Once again, we bring you a message from History itself:

The idea of self-promoting campaigning is fairly recent. Formerly, candidates would send out surrogates to campaign for them.

I believe the closest that George Washington ever came to campaigning for an office was wearing his old French & Indian war uniform around town while they were putting together the leadership of the army.*

However, he left the room when Adams started to make his nominating speech.

Debates were more common as time went on. To illustrate the difference: the Lincoln-Douglas debates were held face to face, while the debate on the Constitution, after it was presented, happened entirely through the newspapers, usually with pseudonyms. (Debate during the Constitutional convention wasn’t made public until 1840, when almost everyone was dead.)

The first candidate to go on a nationwide speaking tour was Douglas. Lincoln did not campaign, although other Republicans certainly did.

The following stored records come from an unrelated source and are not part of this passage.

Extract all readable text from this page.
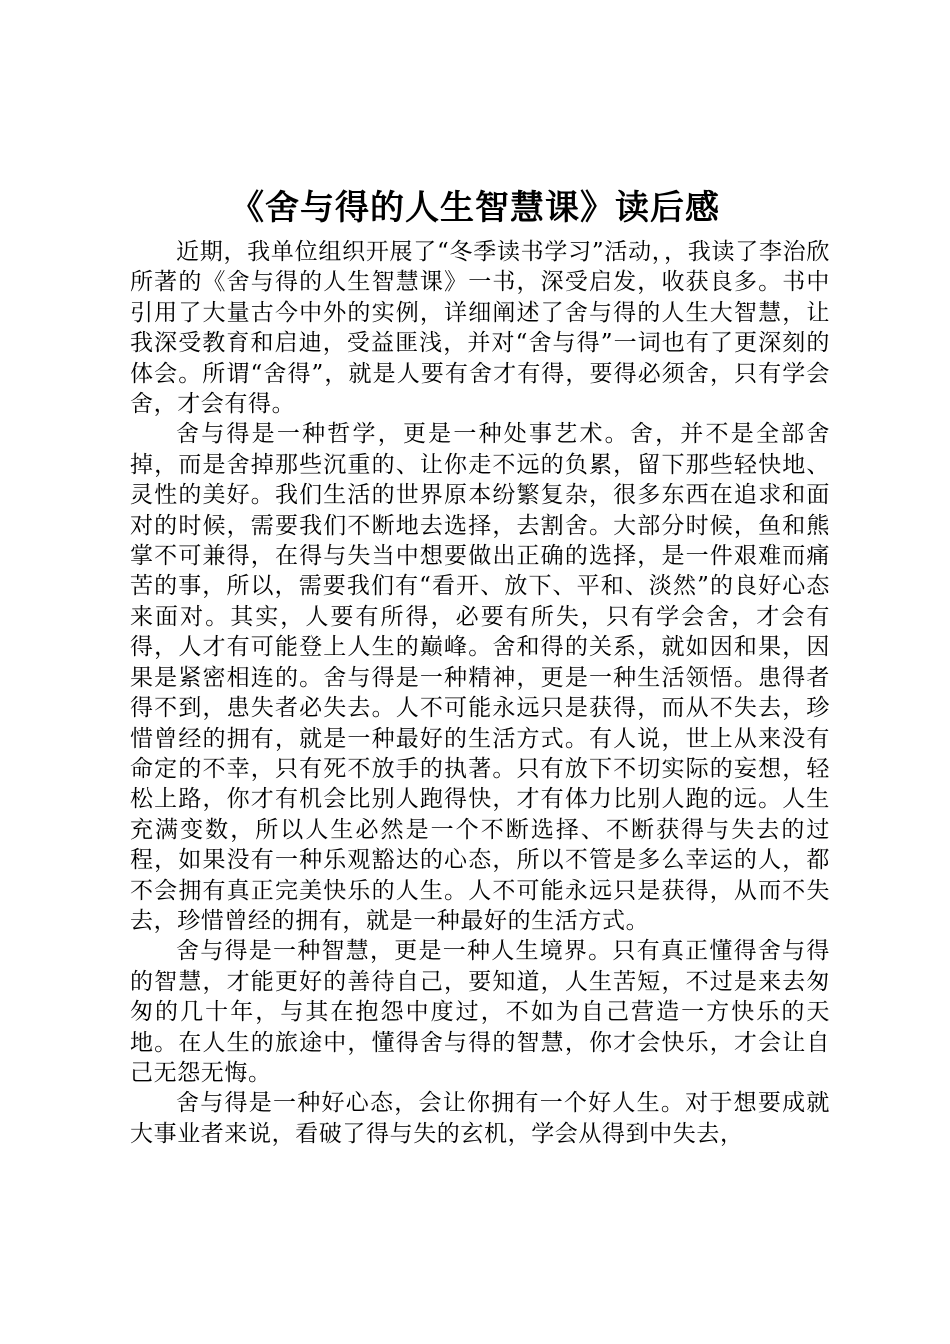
《舍与得的人生智慧课》读后感

近期，我单位组织开展了“冬季读书学习”活动，，我读了李治欣所著的《舍与得的人生智慧课》一书，深受启发，收获良多。书中引用了大量古今中外的实例，详细阐述了舍与得的人生大智慧，让我深受教育和启迪，受益匪浅，并对“舍与得”一词也有了更深刻的体会。所谓“舍得”，就是人要有舍才有得，要得必须舍，只有学会舍，才会有得。

舍与得是一种哲学，更是一种处事艺术。舍，并不是全部舍掉，而是舍掉那些沉重的、让你走不远的负累，留下那些轻快地、灵性的美好。我们生活的世界原本纷繁复杂，很多东西在追求和面对的时候，需要我们不断地去选择，去割舍。大部分时候，鱼和熊掌不可兼得，在得与失当中想要做出正确的选择，是一件艰难而痛苦的事，所以，需要我们有“看开、放下、平和、淡然”的良好心态来面对。其实，人要有所得，必要有所失，只有学会舍，才会有得，人才有可能登上人生的巅峰。舍和得的关系，就如因和果，因果是紧密相连的。舍与得是一种精神，更是一种生活领悟。患得者得不到，患失者必失去。人不可能永远只是获得，而从不失去，珍惜曾经的拥有，就是一种最好的生活方式。有人说，世上从来没有命定的不幸，只有死不放手的执著。只有放下不切实际的妄想，轻松上路，你才有机会比别人跑得快，才有体力比别人跑的远。人生充满变数，所以人生必然是一个不断选择、不断获得与失去的过程，如果没有一种乐观豁达的心态，所以不管是多么幸运的人，都不会拥有真正完美快乐的人生。人不可能永远只是获得，从而不失去，珍惜曾经的拥有，就是一种最好的生活方式。

舍与得是一种智慧，更是一种人生境界。只有真正懂得舍与得的智慧，才能更好的善待自己，要知道，人生苦短，不过是来去匆匆的几十年，与其在抱怨中度过，不如为自己营造一方快乐的天地。在人生的旅途中，懂得舍与得的智慧，你才会快乐，才会让自己无怨无悔。

舍与得是一种好心态，会让你拥有一个好人生。对于想要成就大事业者来说，看破了得与失的玄机，学会从得到中失去，
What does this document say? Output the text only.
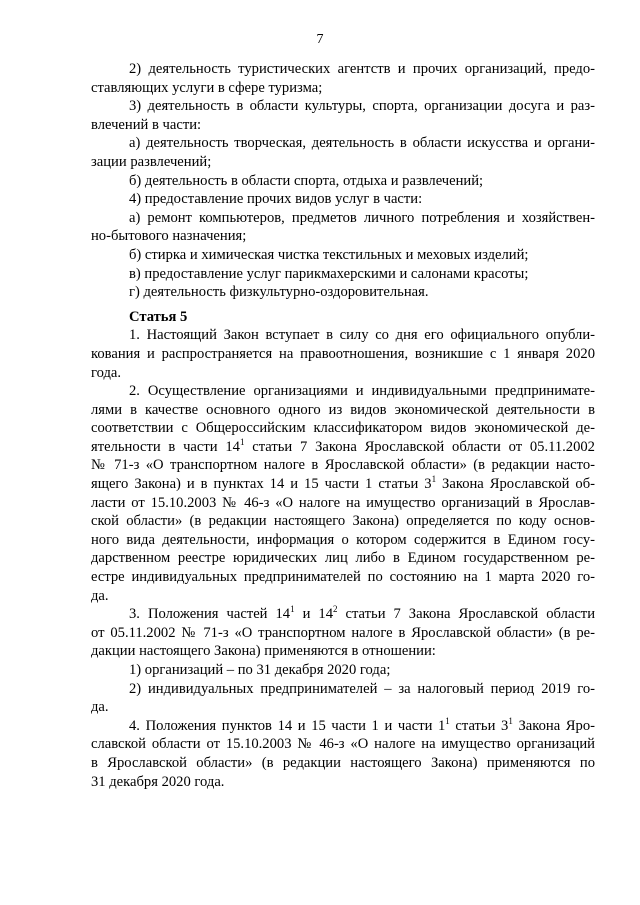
7
2) деятельность туристических агентств и прочих организаций, предо-
ставляющих услуги в сфере туризма;
3) деятельность в области культуры, спорта, организации досуга и раз-
влечений в части:
а) деятельность творческая, деятельность в области искусства и органи-
зации развлечений;
б) деятельность в области спорта, отдыха и развлечений;
4) предоставление прочих видов услуг в части:
а) ремонт компьютеров, предметов личного потребления и хозяйствен-
но-бытового назначения;
б) стирка и химическая чистка текстильных и меховых изделий;
в) предоставление услуг парикмахерскими и салонами красоты;
г) деятельность физкультурно-оздоровительная.
Статья 5
1. Настоящий Закон вступает в силу со дня его официального опубли-
кования и распространяется на правоотношения, возникшие с 1 января 2020
года.
2. Осуществление организациями и индивидуальными предпринимате-
лями в качестве основного одного из видов экономической деятельности в
соответствии с Общероссийским классификатором видов экономической де-
ятельности в части $14^1$ статьи 7 Закона Ярославской области от 05.11.2002
№ 71-з «О транспортном налоге в Ярославской области» (в редакции насто-
ящего Закона) и в пунктах 14 и 15 части 1 статьи $3^1$ Закона Ярославской об-
ласти от 15.10.2003 № 46-з «О налоге на имущество организаций в Ярослав-
ской области» (в редакции настоящего Закона) определяется по коду основ-
ного вида деятельности, информация о котором содержится в Едином госу-
дарственном реестре юридических лиц либо в Едином государственном ре-
естре индивидуальных предпринимателей по состоянию на 1 марта 2020 го-
да.
3. Положения частей $14^1$ и $14^2$ статьи 7 Закона Ярославской области
от 05.11.2002 № 71-з «О транспортном налоге в Ярославской области» (в ре-
дакции настоящего Закона) применяются в отношении:
1) организаций – по 31 декабря 2020 года;
2) индивидуальных предпринимателей – за налоговый период 2019 го-
да.
4. Положения пунктов 14 и 15 части 1 и части $1^1$ статьи $3^1$ Закона Яро-
славской области от 15.10.2003 № 46-з «О налоге на имущество организаций
в Ярославской области» (в редакции настоящего Закона) применяются по
31 декабря 2020 года.
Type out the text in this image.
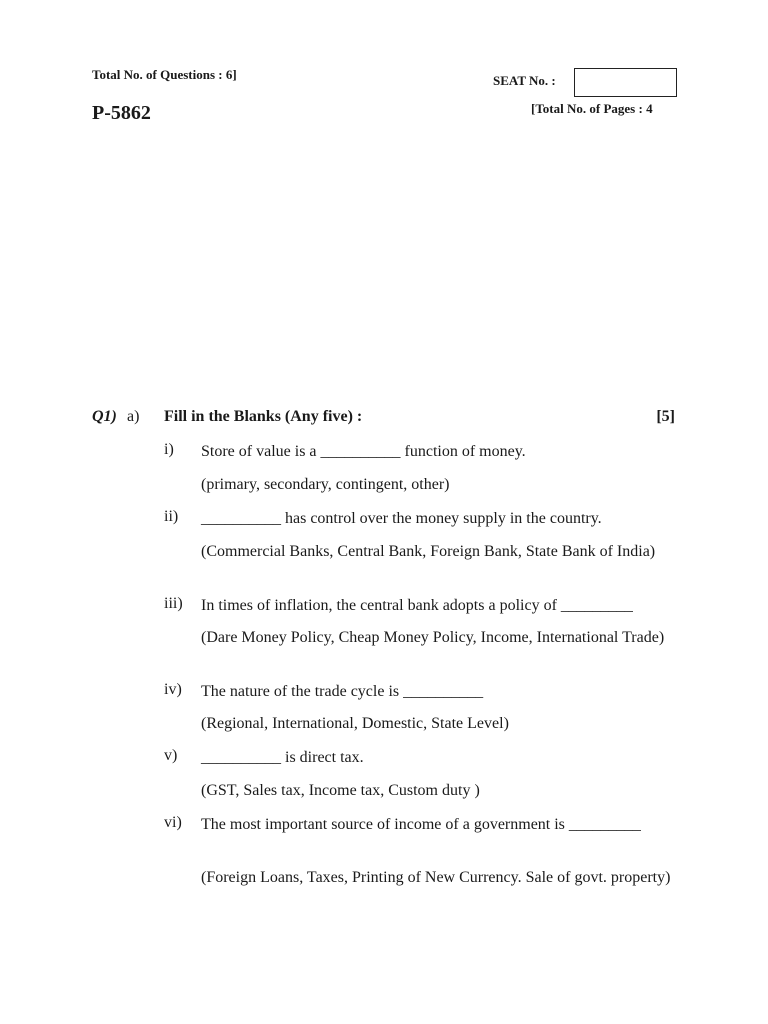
Total No. of Questions : 6]	SEAT No. :
[Total No. of Pages : 4
P-5862
Q1) a) Fill in the Blanks (Any five) :	[5]
i) Store of value is a __________ function of money.
(primary, secondary, contingent, other)
ii) __________ has control over the money supply in the country.
(Commercial Banks, Central Bank, Foreign Bank, State Bank of India)
iii) In times of inflation, the central bank adopts a policy of _________
(Dare Money Policy, Cheap Money Policy, Income, International Trade)
iv) The nature of the trade cycle is __________
(Regional, International, Domestic, State Level)
v) __________ is direct tax.
(GST, Sales tax, Income tax, Custom duty )
vi) The most important source of income of a government is _________
(Foreign Loans, Taxes, Printing of New Currency. Sale of govt. property)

Harding stayed home in Marion and made everyone come to him. (Nice.)

With the rise of the electronic media, it was possible to do an interview and have the nation hear it. It was possible for the entire nation to hear a debate.**

*When you consider that some of his second-in-commands would actively campaign behind his back to replace him, you see this wasn’t much.

**It makes me sad to realize that Abraham Lincoln would be pretty much unelectable nowadays. Not, uh, photogenic enough.